Luis’s meaty hands shoved me hard into the side of the bus. The roles had reversed. Luis had taken the initiative while Jason hovered behind him. Luis wasn’t laughing any more.
“I know what you did,” Luis raged. “You did it on purpose. You wanted to knock out my eye? You think I’m going to be scared of you now because you know how to throw a pen?”
Jason said, “Surprised her eye didn’t boil and pop when she got that burn over it.”
“It’s not a burn,” I said.
Luis said, “Yeah? Black eye? You get hit around a lot? Bet it could hide a black eye really well.”
It could. I’d learned that long before I’d come to the Church of the Sacred Heart.

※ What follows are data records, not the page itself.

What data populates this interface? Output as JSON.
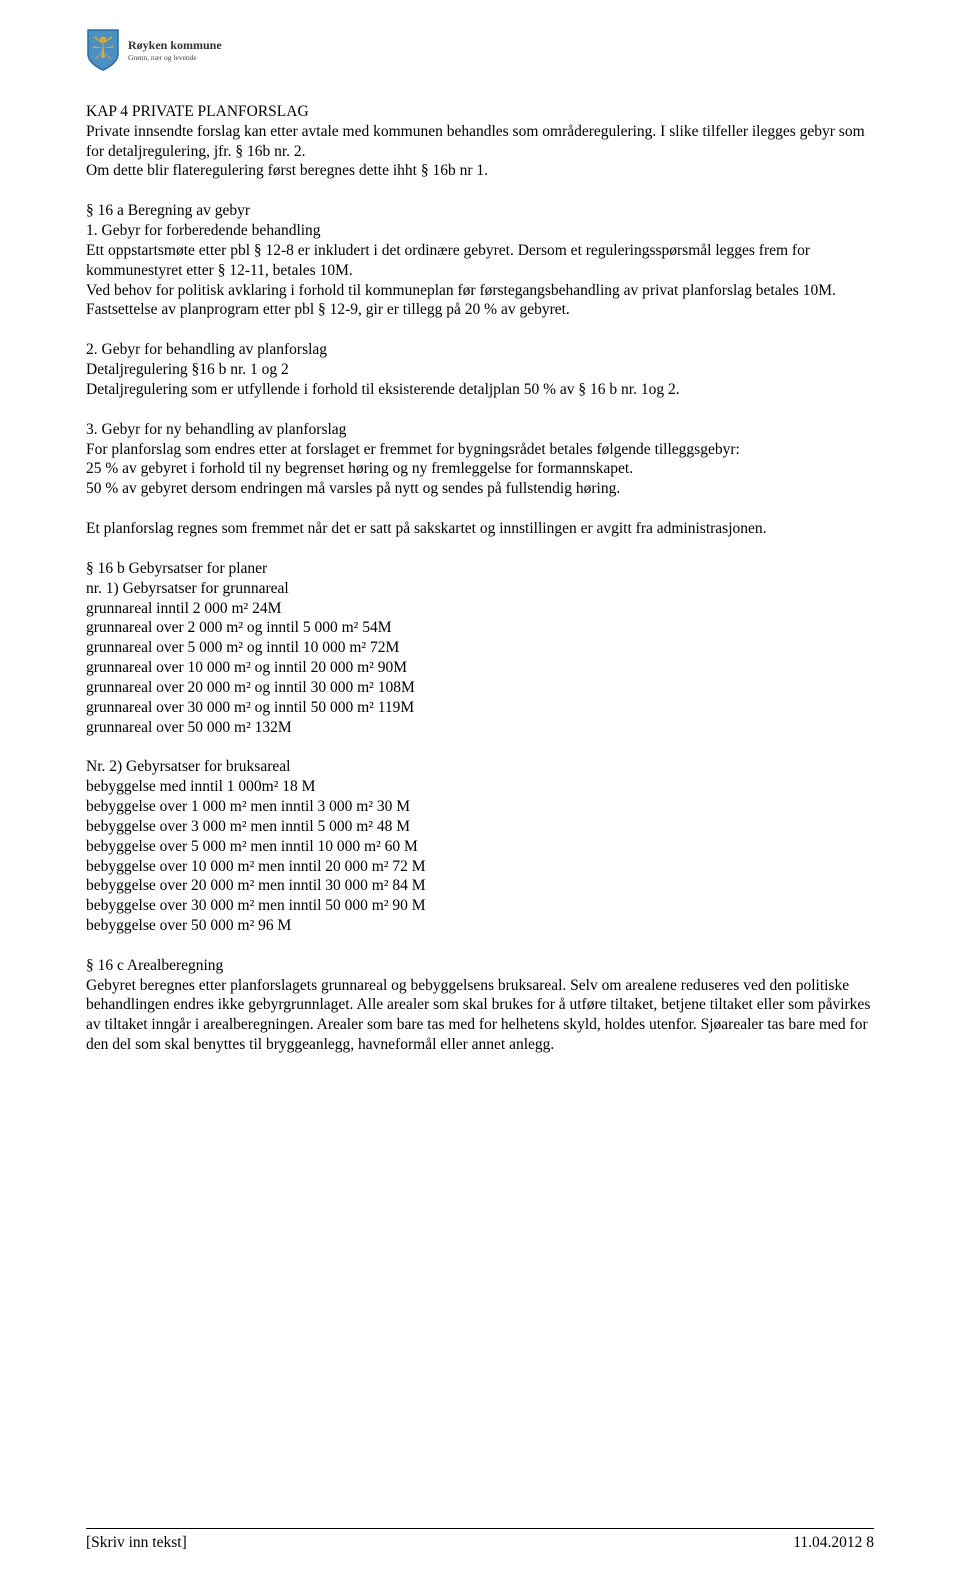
{
  "logo": {
    "title": "Røyken kommune",
    "subtitle": "Grønn, nær og levende",
    "shield_fill": "#4a90c2",
    "shield_stroke": "#2c6a9c",
    "emblem_fill": "#d4a83a"
  },
  "paragraphs": [
    [
      "KAP 4 PRIVATE PLANFORSLAG",
      "Private innsendte forslag kan etter avtale med kommunen behandles som områderegulering. I slike tilfeller ilegges gebyr som for detaljregulering, jfr. § 16b nr. 2.",
      "Om dette blir flateregulering først beregnes dette ihht § 16b nr 1."
    ],
    [
      "§ 16 a Beregning av gebyr",
      "1. Gebyr for forberedende behandling",
      "Ett oppstartsmøte etter pbl § 12-8 er inkludert i det ordinære gebyret. Dersom et reguleringsspørsmål legges frem for kommunestyret etter § 12-11, betales 10M.",
      "Ved behov for politisk avklaring i forhold til kommuneplan før førstegangsbehandling av privat planforslag betales 10M.",
      "Fastsettelse av planprogram etter pbl § 12-9, gir er tillegg på 20 % av gebyret."
    ],
    [
      "2. Gebyr for behandling av planforslag",
      "Detaljregulering §16 b nr. 1 og 2",
      "Detaljregulering som er utfyllende i forhold til eksisterende detaljplan 50 % av § 16 b nr. 1og 2."
    ],
    [
      "3. Gebyr for ny behandling av planforslag",
      "For planforslag som endres etter at forslaget er fremmet for bygningsrådet betales følgende tilleggsgebyr:",
      "25 % av gebyret i forhold til ny begrenset høring og ny fremleggelse for formannskapet.",
      "50 % av gebyret dersom endringen må varsles på nytt og sendes på fullstendig høring."
    ],
    [
      "Et planforslag regnes som fremmet når det er satt på sakskartet og innstillingen er avgitt fra administrasjonen."
    ],
    [
      "§ 16 b Gebyrsatser for planer",
      "nr. 1) Gebyrsatser for grunnareal",
      "grunnareal inntil 2 000 m² 24M",
      "grunnareal over 2 000 m² og inntil 5 000 m² 54M",
      "grunnareal over 5 000 m² og inntil 10 000 m² 72M",
      "grunnareal over 10 000 m² og inntil 20 000 m² 90M",
      "grunnareal over 20 000 m² og inntil 30 000 m² 108M",
      "grunnareal over 30 000 m² og inntil 50 000 m² 119M",
      "grunnareal over 50 000 m² 132M"
    ],
    [
      "Nr. 2) Gebyrsatser for bruksareal",
      "bebyggelse med inntil 1 000m² 18 M",
      "bebyggelse over 1 000 m² men inntil 3 000 m² 30 M",
      "bebyggelse over 3 000 m² men inntil 5 000 m² 48 M",
      "bebyggelse over 5 000 m² men inntil 10 000 m² 60 M",
      "bebyggelse over 10 000 m² men inntil 20 000 m² 72 M",
      "bebyggelse over 20 000 m² men inntil 30 000 m² 84 M",
      "bebyggelse over 30 000 m² men inntil 50 000 m² 90 M",
      "bebyggelse over 50 000 m² 96 M"
    ],
    [
      "§ 16 c Arealberegning",
      "Gebyret beregnes etter planforslagets grunnareal og bebyggelsens bruksareal. Selv om arealene reduseres ved den politiske behandlingen endres ikke gebyrgrunnlaget. Alle arealer som skal brukes for å utføre tiltaket, betjene tiltaket eller som påvirkes av tiltaket inngår i arealberegningen. Arealer som bare tas med for helhetens skyld, holdes utenfor. Sjøarealer tas bare med for den del som skal benyttes til bryggeanlegg, havneformål eller annet anlegg."
    ]
  ],
  "footer": {
    "left": "[Skriv inn tekst]",
    "right": "11.04.2012   8"
  }
}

The other kids from the church were still filing past me. One or two looked, but most just kept going. They didn’t want to mess with me, but neither did any of them want to help me. Fruits of my reputation. And, I suppose, of the way I’d treated them.
I could’ve pushed past, tried to move on. But, even if I got away now, I would just be postponing the inevitable. The only way I was going to get out of this was to give Luis and Jason what they were hoping for. To act afraid. To let them beat me up and go away believing, in some significant way, that they were better than me.
I would have been like all those other mutants who slipped between the waves during the storm, trying to escape notice. Acting like they really were the dregs of the world everybody thought they were. The extras in somebody else’s play.
Luis shoved me again, though my back was already against the bus. Pain spiked through my ribs. “You want to try that a second time? See if you can get lucky again?”
This was a crossroads. I knew it. I didn’t have the excuse of the heat of the moment. My head was a lot cooler and clearer than, when I’d rehearsed this moment, I’d expected.
After my suspension, the adults would be keeping a keen eye on me. There were not any around to stop Luis and Jason now, but I knew that if I turned this into a fuss the adults couldn’t ignore, I’d get the worst of their wrath.
I knew what I was doing. I wasn’t ready, but I knew.
I swung my fist, and cracked it into Luis’s jaw.